- Theatrical release poster
- Directed by: Daniel Zirilli
- Written by: Tom Jolliffe Jonathan Sothcott
- Produced by: Daniel Zirilli Adam Stephen Kelly Jonathan Sothcott
- Starring: Nick Moran Lee Majors Ian Ogilvy Louis Mandylor Michael Paré Danny Trejo Patsy Kensit Billy Murray
- Cinematography: Vince Knight
- Edited by: Daniel Zirilli
- Music by: Robert Geoffrey Hughes Chris Hurst
- Production company: Shogun Films
- Release date: 1 October 2022;
- Country: United Kingdom
- Language: English

= Renegades (2022 film) =

2022 film by Daniel Zirilli

Renegades is a 2022 British crime action thriller film directed by Daniel Zirilli, starring Nick Moran, Lee Majors, Ian Ogilvy, Louis Mandylor, Michael Paré, Danny Trejo, Patsy Kensit and Billy Murray.

==Plot==
When a retired Green beret soldier is murdered by an international drug gang in London, four of his veteran SAS comrades set out to avenge him, dispensing their own brand of justice on the streets of London.

==Cast==
- Nick Moran as Rifleman Carl Burton
- Lee Majors as Major Carver
- Ian Ogilvy as Major Frederick Peck
- Louis Mandylor as Anthony Goram
- Michael Paré as CIA Agent Donovan
- Danny Trejo as Sanchez
- Patsy Kensit as Judy Carver
- Billy Murray as Major George "Woody" Woodward
- Paul Barber as Sergeant Robert Harris
- Stephanie Beacham as Hartigan
- Jeanine Nerissa Sothcott as Detective Moore
- Tom Lister Jr. as Apollo Jackson
- Michael Brandon as Palmer
- Andy Gatenby as Andre
- Paul Kennedy as Collins
- Lara Pictet as Sofia
- James Chalke as Savo
- Jon Xue Zhang as Blaze
- Nick Khan as Skiver
- Tom Tidiman as Genas
- Danny Bear as Yakveni
- John Craggs as Billy

==Production==
The film was shot in London with filming wrapping in October 2021. The film-makers described Harry Brown and The Wild Geese as influences on the film.

== Release ==
The film was released for streaming in the United Kingdom on 1 October 2022.

==Reception==
The film has received mixed reviews.
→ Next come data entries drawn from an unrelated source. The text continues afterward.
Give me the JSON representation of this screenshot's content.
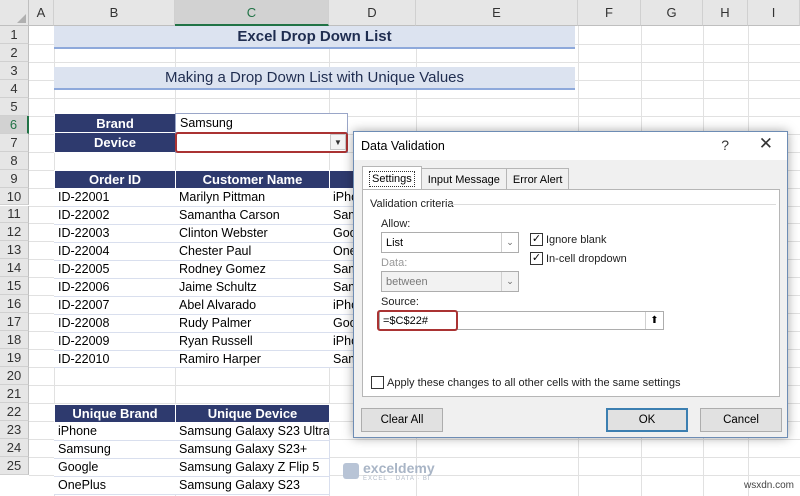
{
  "columns": [
    "A",
    "B",
    "C",
    "D",
    "E",
    "F",
    "G",
    "H",
    "I"
  ],
  "selected_column": "C",
  "rows": [
    "1",
    "2",
    "3",
    "4",
    "5",
    "6",
    "7",
    "8",
    "9",
    "10",
    "11",
    "12",
    "13",
    "14",
    "15",
    "16",
    "17",
    "18",
    "19",
    "20",
    "21",
    "22",
    "23",
    "24",
    "25"
  ],
  "selected_row": "6",
  "sheet": {
    "title": "Excel Drop Down List",
    "subtitle": "Making a Drop Down List with Unique Values",
    "brand_label": "Brand",
    "brand_value": "Samsung",
    "device_label": "Device",
    "device_value": "",
    "dropdown_arrow": "▼",
    "orders": {
      "headers": [
        "Order ID",
        "Customer Name"
      ],
      "rows": [
        {
          "id": "ID-22001",
          "name": "Marilyn Pittman",
          "device": "iPho"
        },
        {
          "id": "ID-22002",
          "name": "Samantha Carson",
          "device": "Sam"
        },
        {
          "id": "ID-22003",
          "name": "Clinton Webster",
          "device": "Goo"
        },
        {
          "id": "ID-22004",
          "name": "Chester Paul",
          "device": "One"
        },
        {
          "id": "ID-22005",
          "name": "Rodney Gomez",
          "device": "Sam"
        },
        {
          "id": "ID-22006",
          "name": "Jaime Schultz",
          "device": "Sam"
        },
        {
          "id": "ID-22007",
          "name": "Abel Alvarado",
          "device": "iPho"
        },
        {
          "id": "ID-22008",
          "name": "Rudy Palmer",
          "device": "Goo"
        },
        {
          "id": "ID-22009",
          "name": "Ryan Russell",
          "device": "iPho"
        },
        {
          "id": "ID-22010",
          "name": "Ramiro Harper",
          "device": "Sam"
        }
      ]
    },
    "unique": {
      "headers": [
        "Unique Brand",
        "Unique Device"
      ],
      "rows": [
        {
          "brand": "iPhone",
          "device": "Samsung Galaxy S23 Ultra"
        },
        {
          "brand": "Samsung",
          "device": "Samsung Galaxy S23+"
        },
        {
          "brand": "Google",
          "device": "Samsung Galaxy Z Flip 5"
        },
        {
          "brand": "OnePlus",
          "device": "Samsung Galaxy S23"
        }
      ]
    }
  },
  "dialog": {
    "title": "Data Validation",
    "help": "?",
    "close": "✕",
    "tabs": [
      "Settings",
      "Input Message",
      "Error Alert"
    ],
    "active_tab": "Settings",
    "section": "Validation criteria",
    "allow_label": "Allow:",
    "allow_value": "List",
    "data_label": "Data:",
    "data_value": "between",
    "ignore_blank_label": "Ignore blank",
    "ignore_blank_checked": true,
    "incell_label": "In-cell dropdown",
    "incell_checked": true,
    "source_label": "Source:",
    "source_value": "=$C$22#",
    "apply_label": "Apply these changes to all other cells with the same settings",
    "apply_checked": false,
    "clear_all": "Clear All",
    "ok": "OK",
    "cancel": "Cancel",
    "check_mark": "✓",
    "chevron": "⌄",
    "collapse_icon": "⬆"
  },
  "watermark": {
    "name": "exceldemy",
    "tagline": "EXCEL · DATA · BI"
  },
  "site": "wsxdn.com",
  "colors": {
    "header_fill": "#2e3a6e",
    "banner_fill": "#dce3f0",
    "highlight": "#aa3333",
    "excel_green": "#217346"
  }
}
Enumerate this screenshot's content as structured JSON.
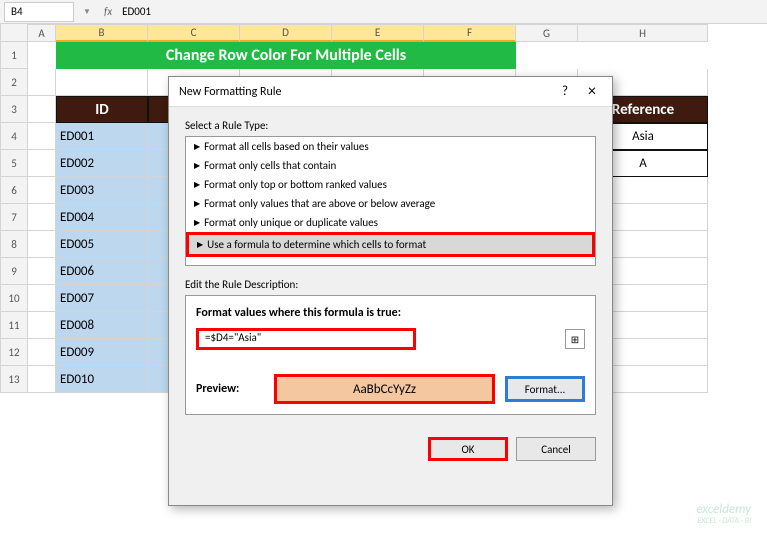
{
  "formula_bar": {
    "name": "B4",
    "fx": "fx",
    "value": "ED001"
  },
  "columns": [
    "A",
    "B",
    "C",
    "D",
    "E",
    "F",
    "G",
    "H"
  ],
  "row_nums": [
    "1",
    "2",
    "3",
    "4",
    "5",
    "6",
    "7",
    "8",
    "9",
    "10",
    "11",
    "12",
    "13"
  ],
  "title": "Change Row Color For Multiple Cells",
  "headers": {
    "id": "ID",
    "ref": "Reference"
  },
  "ids": [
    "ED001",
    "ED002",
    "ED003",
    "ED004",
    "ED005",
    "ED006",
    "ED007",
    "ED008",
    "ED009",
    "ED010"
  ],
  "refs": [
    "Asia",
    "A"
  ],
  "dialog": {
    "title": "New Formatting Rule",
    "select_label": "Select a Rule Type:",
    "rules": [
      "Format all cells based on their values",
      "Format only cells that contain",
      "Format only top or bottom ranked values",
      "Format only values that are above or below average",
      "Format only unique or duplicate values",
      "Use a formula to determine which cells to format"
    ],
    "edit_label": "Edit the Rule Description:",
    "formula_label": "Format values where this formula is true:",
    "formula": "=$D4=\"Asia\"",
    "preview_label": "Preview:",
    "preview_text": "AaBbCcYyZz",
    "format_btn": "Format...",
    "ok": "OK",
    "cancel": "Cancel"
  },
  "watermark": {
    "l1": "exceldemy",
    "l2": "EXCEL · DATA · BI"
  }
}
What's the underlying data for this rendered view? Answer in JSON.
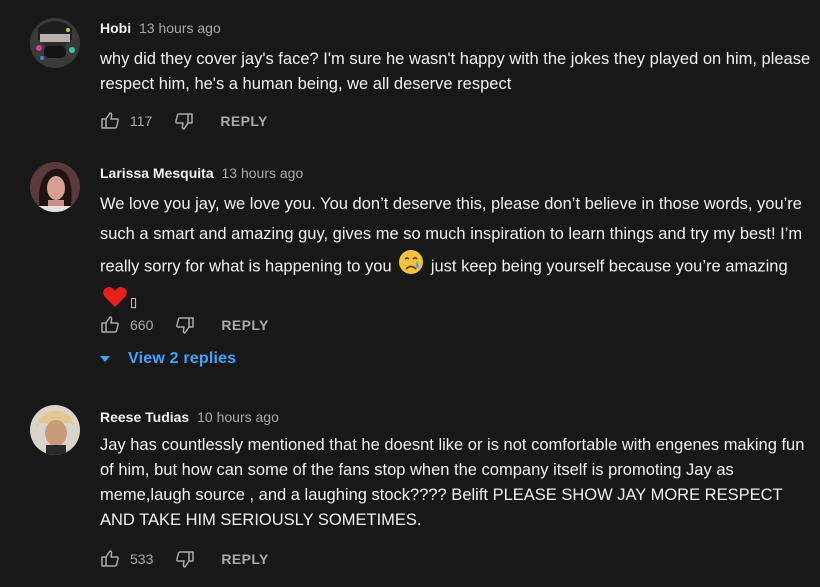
{
  "comments": [
    {
      "author": "Hobi",
      "time": "13 hours ago",
      "text": "why did they cover jay's face? I'm sure he wasn't happy with the jokes they played on him, please respect him, he's a human being, we all deserve respect",
      "likes": "117",
      "reply_label": "REPLY"
    },
    {
      "author": "Larissa Mesquita",
      "time": "13 hours ago",
      "text_part1": "We love you jay, we love you. You don’t deserve this, please don’t believe in those words, you’re such a smart and amazing guy, gives me so much inspiration to learn things and try my best! I’m really sorry for what is happening to you",
      "text_part2": "just keep being yourself because you’re amazing",
      "text_tail": "▯",
      "likes": "660",
      "reply_label": "REPLY",
      "replies_toggle": "View 2 replies"
    },
    {
      "author": "Reese Tudias",
      "time": "10 hours ago",
      "text": "Jay has countlessly mentioned that he doesnt like or is not comfortable with engenes making fun of him, but how can some of the fans stop when the company itself is promoting Jay as meme,laugh source , and a laughing stock???? Belift PLEASE SHOW JAY MORE RESPECT AND TAKE HIM SERIOUSLY SOMETIMES.",
      "likes": "533",
      "reply_label": "REPLY"
    }
  ],
  "icons": {
    "like": "thumbs-up-icon",
    "dislike": "thumbs-down-icon",
    "crying": "crying-face-emoji",
    "heart": "red-heart-emoji",
    "caret": "caret-down-icon"
  },
  "colors": {
    "background": "#181818",
    "text": "#f1f1f1",
    "secondary": "#aaaaaa",
    "link": "#3ea6ff"
  }
}
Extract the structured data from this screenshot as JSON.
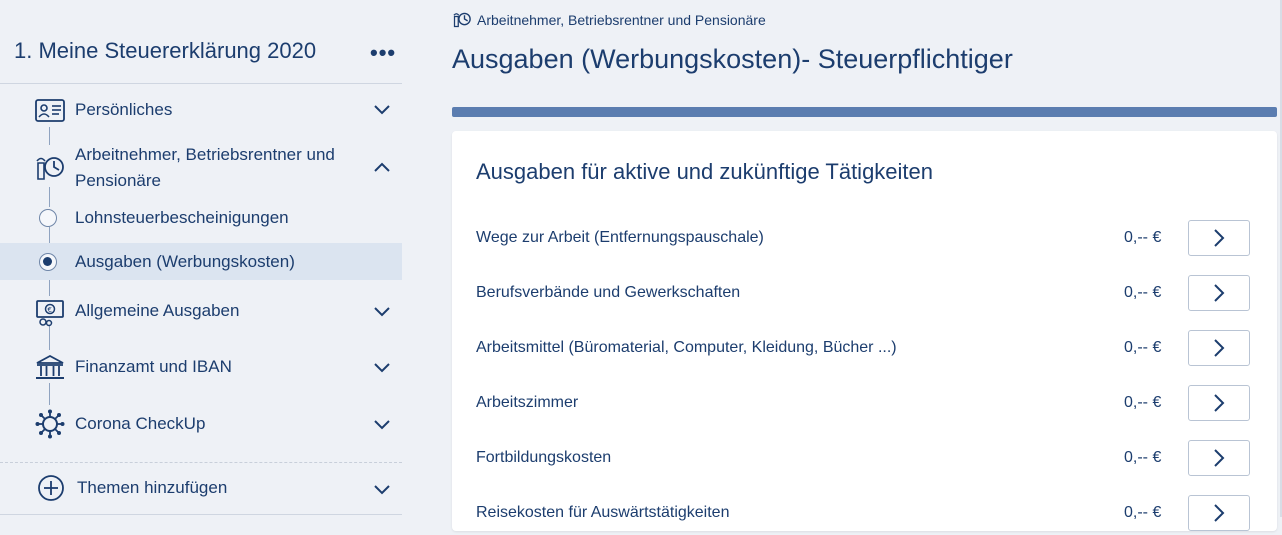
{
  "sidebar": {
    "title": "1. Meine Steuererklärung 2020",
    "menu_icon": "more-dots-icon",
    "items": [
      {
        "label": "Persönliches",
        "icon": "id-card-icon"
      },
      {
        "label": "Arbeitnehmer, Betriebsrentner und",
        "label2": "Pensionäre",
        "icon": "worker-clock-icon"
      },
      {
        "label": "Lohnsteuerbescheinigungen",
        "icon": "radio-empty-icon"
      },
      {
        "label": "Ausgaben (Werbungskosten)",
        "icon": "radio-selected-icon"
      },
      {
        "label": "Allgemeine Ausgaben",
        "icon": "money-icon"
      },
      {
        "label": "Finanzamt und IBAN",
        "icon": "bank-icon"
      },
      {
        "label": "Corona CheckUp",
        "icon": "virus-icon"
      },
      {
        "label": "Themen hinzufügen",
        "icon": "plus-circle-icon"
      }
    ]
  },
  "breadcrumb": {
    "text": "Arbeitnehmer, Betriebsrentner und Pensionäre",
    "icon": "worker-clock-icon"
  },
  "main": {
    "title": "Ausgaben (Werbungskosten)- Steuerpflichtiger",
    "card_title": "Ausgaben für aktive und zukünftige Tätigkeiten",
    "rows": [
      {
        "label": "Wege zur Arbeit (Entfernungspauschale)",
        "value": "0,-- €"
      },
      {
        "label": "Berufsverbände und Gewerkschaften",
        "value": "0,-- €"
      },
      {
        "label": "Arbeitsmittel (Büromaterial, Computer, Kleidung, Bücher ...)",
        "value": "0,-- €"
      },
      {
        "label": "Arbeitszimmer",
        "value": "0,-- €"
      },
      {
        "label": "Fortbildungskosten",
        "value": "0,-- €"
      },
      {
        "label": "Reisekosten für Auswärtstätigkeiten",
        "value": "0,-- €"
      }
    ]
  },
  "colors": {
    "primary": "#1c3d6e",
    "accent_bar": "#5b7db0",
    "background": "#eef1f6",
    "active_item": "#dbe4f0"
  }
}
Leslie Felperin, reviewing the film for The Guardian, gave it two out of five stars. Felperin stated that the fim 'belatedly cashes in on the 2010s trend for “geri-action” films' and resembled American fisticuff- and gunfire-packed thrillers such as the Red and Expendables franchises, which were also built around former big-name actors supplementing their pension schemes. Felperin criticised the dialogue within the film which, in their view, sounded 'as if it was written by one of those newfangled AI chatbots, or maybe an actual human being who aspires to write as well as an AI chatbot but is not there yet'. In contrast, a reviewer for IndieWrap stated that the film was 'marked by high stakes, gory shootouts and spectacular explosions' and was 'a highly engaging and spectacularly entertaining action film that succeeds in more ways than one'. Similarly, Chris Ward described the film as 'a very enjoyable movie' and stated that it was a 'mash-up of Expendables, Death Wish and every Cockney geezer crime movie you have ever seen'. In his review of the film, which he gave a B−, Jim McLellan stated that British entries in the geezer action genre range from the serious Harry Brown to the silly Cockneys vs Zombies. In McLellan's view, Renegades sits somewhere between those two. McLellan commented that the influence of Guy Ritchie on the film was 'palpable', but it lacked 'the same amount of charm' as Ritchie's films. However, McLellan stated that Ian Ogilvy was 'an honourable exception' in this respect and demonstrated 'exactly why he was a leading contender in the eighties to succeed Roger Moore in wearing the Bond tuxedo'. Rob Williams described the film as 'a fun adventure with a lot of famous faces and reasonably shot action'.